Honestly, I think they’re missing the real answer for a lot of people: fear.

I know that for me it is true. I think for me it was something that was learned very early on.  My childhood was spent in a state of anticipation, a state of fear waiting for the other shoe to drop. I have no studies or testimonials to back this up, but I’m going to guess that this is probably a pretty universal experience for kids that grew up with a sick parent.  There was always a fear of what was to come next.  Was she going to be okay, was it going to be a good day or a bad day?  Would she suddenly take a turn for the worse?  My mind was filled with fear.  No matter how much reassurance I was given, the fear remained.  When she died, mixed in with all of the other sundry emotions was a palpable relief; relief that I no longer needed to wait for the other shoe to drop, because it just had.  It was as if I was Atlas and the world had been lifted from my shoulders.  Shortly thereafter a heavy helping of guilt replaced it, but that’s another topic all together.  The fear was gone, but only fleetingly.  Like all old habits, it came back and I found other things to fear.

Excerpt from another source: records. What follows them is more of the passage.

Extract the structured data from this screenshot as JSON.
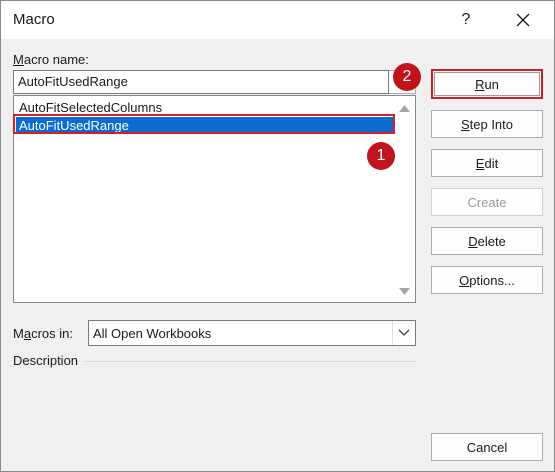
{
  "window": {
    "title": "Macro",
    "help_label": "?"
  },
  "macro_name": {
    "label_prefix": "M",
    "label_rest": "acro name:",
    "value": "AutoFitUsedRange"
  },
  "macro_list": {
    "items": [
      {
        "label": "AutoFitSelectedColumns",
        "selected": false
      },
      {
        "label": "AutoFitUsedRange",
        "selected": true
      }
    ]
  },
  "annotations": {
    "badge_1": "1",
    "badge_2": "2"
  },
  "buttons": {
    "run": {
      "hot": "R",
      "rest": "un"
    },
    "step_into": {
      "hot": "S",
      "rest": "tep Into"
    },
    "edit": {
      "hot": "E",
      "rest": "dit"
    },
    "create": {
      "label": "Create"
    },
    "delete": {
      "hot": "D",
      "rest": "elete"
    },
    "options": {
      "hot": "O",
      "rest": "ptions..."
    },
    "cancel": {
      "label": "Cancel"
    }
  },
  "macros_in": {
    "label_pre": "M",
    "label_hot": "a",
    "label_post": "cros in:",
    "value": "All Open Workbooks"
  },
  "description": {
    "label": "Description"
  },
  "colors": {
    "selection": "#0a6ccf",
    "highlight": "#d32027",
    "badge": "#c0141c"
  }
}
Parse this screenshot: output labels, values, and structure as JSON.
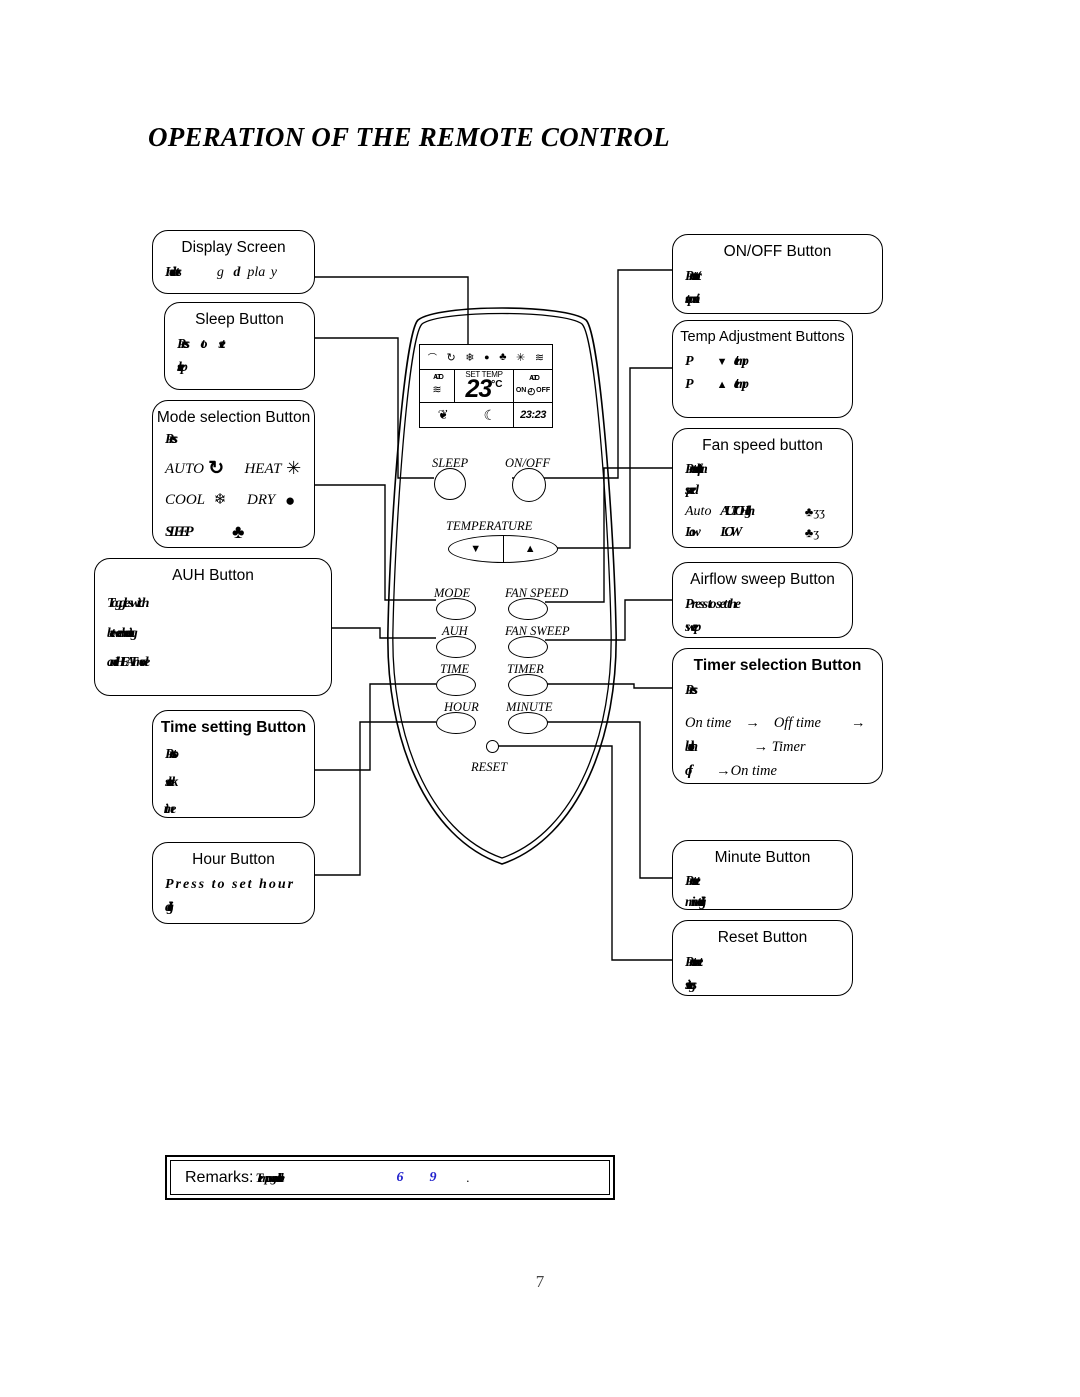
{
  "title": "OPERATION OF THE REMOTE CONTROL",
  "page_number": "7",
  "callouts": {
    "display_screen": {
      "header": "Display Screen",
      "line1": "Indicates",
      "line2": "g",
      "line3": "d",
      "line4": "pla",
      "line5": "y"
    },
    "sleep_button": {
      "header": "Sleep Button",
      "line1": "Press",
      "line2": "to",
      "line3": "set",
      "line4": "sleep"
    },
    "mode_selection": {
      "header": "Mode selection Button",
      "line1": "Press",
      "modes": [
        {
          "label": "AUTO",
          "icon": "auto-circulate-icon",
          "glyph": "↻"
        },
        {
          "label": "HEAT",
          "icon": "sun-icon",
          "glyph": "✳"
        },
        {
          "label": "COOL",
          "icon": "snowflake-icon",
          "glyph": "❄"
        },
        {
          "label": "DRY",
          "icon": "water-drop-icon",
          "glyph": "●"
        },
        {
          "label": "SLEEP",
          "icon": "fan-icon",
          "glyph": "♣"
        }
      ]
    },
    "auh_button": {
      "header": "AUH Button",
      "line1": "Toggle switch",
      "line2": "between heating",
      "line3": "and HEAT mode"
    },
    "time_setting": {
      "header": "Time setting Button",
      "line1": "Press to",
      "line2": "set clock",
      "line3": "time",
      "bold": true
    },
    "hour_button": {
      "header": "Hour Button",
      "line1": "Press to set hour",
      "line2": "digits"
    },
    "on_off_button": {
      "header": "ON/OFF Button",
      "line1": "Press to start/",
      "line2": "stop unit"
    },
    "temp_adjustment": {
      "header": "Temp Adjustment Buttons",
      "row1": "Press ▼ to lower temp",
      "row2": "Press ▲ to raise temp",
      "down_arrow": "▼",
      "up_arrow": "▲"
    },
    "fan_speed": {
      "header": "Fan speed button",
      "line1": "Press to select fan",
      "line2": "speed",
      "rows": [
        {
          "c1": "Auto",
          "c2": "AUTO High",
          "c3": "♣ʒʒ"
        },
        {
          "c1": "Low",
          "c2": "LOW",
          "c3": "♣ʒ"
        }
      ]
    },
    "airflow_sweep": {
      "header": "Airflow sweep Button",
      "line1": "Press to set the",
      "line2": "sweep"
    },
    "timer_selection": {
      "header": "Timer selection Button",
      "bold": true,
      "line1": "Press",
      "cycle": [
        {
          "a": "On time",
          "arrow1": "→",
          "b": "Off time",
          "arrow2": "→"
        },
        {
          "a": "both",
          "arrow1": "",
          "b": "→ Timer",
          "arrow2": ""
        },
        {
          "a": "off",
          "arrow1": "→",
          "b": "On time",
          "arrow2": ""
        }
      ]
    },
    "minute_button": {
      "header": "Minute Button",
      "line1": "Press to set",
      "line2": "minute digits"
    },
    "reset_button": {
      "header": "Reset Button",
      "line1": "Press to reset",
      "line2": "settings"
    }
  },
  "remote": {
    "lcd": {
      "signal_icon": "⌒",
      "top_icons": [
        "↻",
        "❄",
        "●",
        "♣",
        "✳",
        "≋"
      ],
      "set_temp_label": "SET TEMP",
      "temperature": "23",
      "degree": "°C",
      "fan_indicator": "AUTO",
      "timer_on": "ON",
      "timer_off": "OFF",
      "clock_icon": "◴",
      "clock_time": "23:23",
      "leaf_icon": "❦",
      "moon_icon": "☾",
      "sweep_icon": "≋"
    },
    "buttons": [
      {
        "name": "sleep",
        "label": "SLEEP"
      },
      {
        "name": "on-off",
        "label": "ON/OFF"
      },
      {
        "name": "temperature",
        "label": "TEMPERATURE",
        "down": "▼",
        "up": "▲"
      },
      {
        "name": "mode",
        "label": "MODE"
      },
      {
        "name": "fan-speed",
        "label": "FAN SPEED"
      },
      {
        "name": "auh",
        "label": "AUH"
      },
      {
        "name": "fan-sweep",
        "label": "FAN SWEEP"
      },
      {
        "name": "time",
        "label": "TIME"
      },
      {
        "name": "timer",
        "label": "TIMER"
      },
      {
        "name": "hour",
        "label": "HOUR"
      },
      {
        "name": "minute",
        "label": "MINUTE"
      },
      {
        "name": "reset",
        "label": "RESET"
      }
    ]
  },
  "remarks": {
    "label": "Remarks:",
    "text": "Temp range available",
    "num1": "6",
    "num2": "9",
    "period": "."
  }
}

I was afraid that if I was my own person no one would like me.  I was afraid that I wouldn’t be good enough . . . at anything.  Even in jobs that I knew I was doing good work and that I was a valued employee there was still this underlying fear that one day I would do something that would upset the applecart so egregiously that they would fire me on the spot.  I thought that I had tackled these fears years ago and moved on, but traces remain and pop up in the weirdest of places.

I’m afraid that I’m not taking care of my dogs properly.  I’m still afraid that I will get fired from my job suddenly.  I’m afraid that somebody will find out that I like Taylor Swift’s music more than Beyonce’s.  Whoops, let that cat out of the bag!  I can’t help it Swift’s music is catchy and quite frankly, “Cause I’m not your princess, this ain’t a fairytale, I’m gonna find someone someday who might actually treat me well“ is a much more interesting lyric than, “If you like it then you should have put a ring on it” repeated ad nauseum – no offense intended to the Beyonce groupies out there, I just don’t get the hype.  With how much money she has, she couldn’t afford to buy another lyric?  C’mon!

My point is, why live in fear?  How is that profitable?  Which brings me to my Shakabuku – for those who are saying “What is the world is that?” see here or here.  You can’t live in the moment if you are perpetually afraid of what might happen in the next moment.  It’s impossible.  Go ahead and try it, you can’t do it, and the key word in that sentence is MIGHT – it’s not even a fear of a definite.  So this living in fear has got to stop.  Right. Now.  I believe that everything happens for a reason, the good, the bad and the really shitty.  I don’t regret anything in my past, because it has made me who I am today, and I am strong.  I can take anything that life throws at me, because quite frankly I’ve probably already been through worse.  So bring it.  After all, if everything happens for a reason, what is there to fear?  How’s that for a swift kick to the head?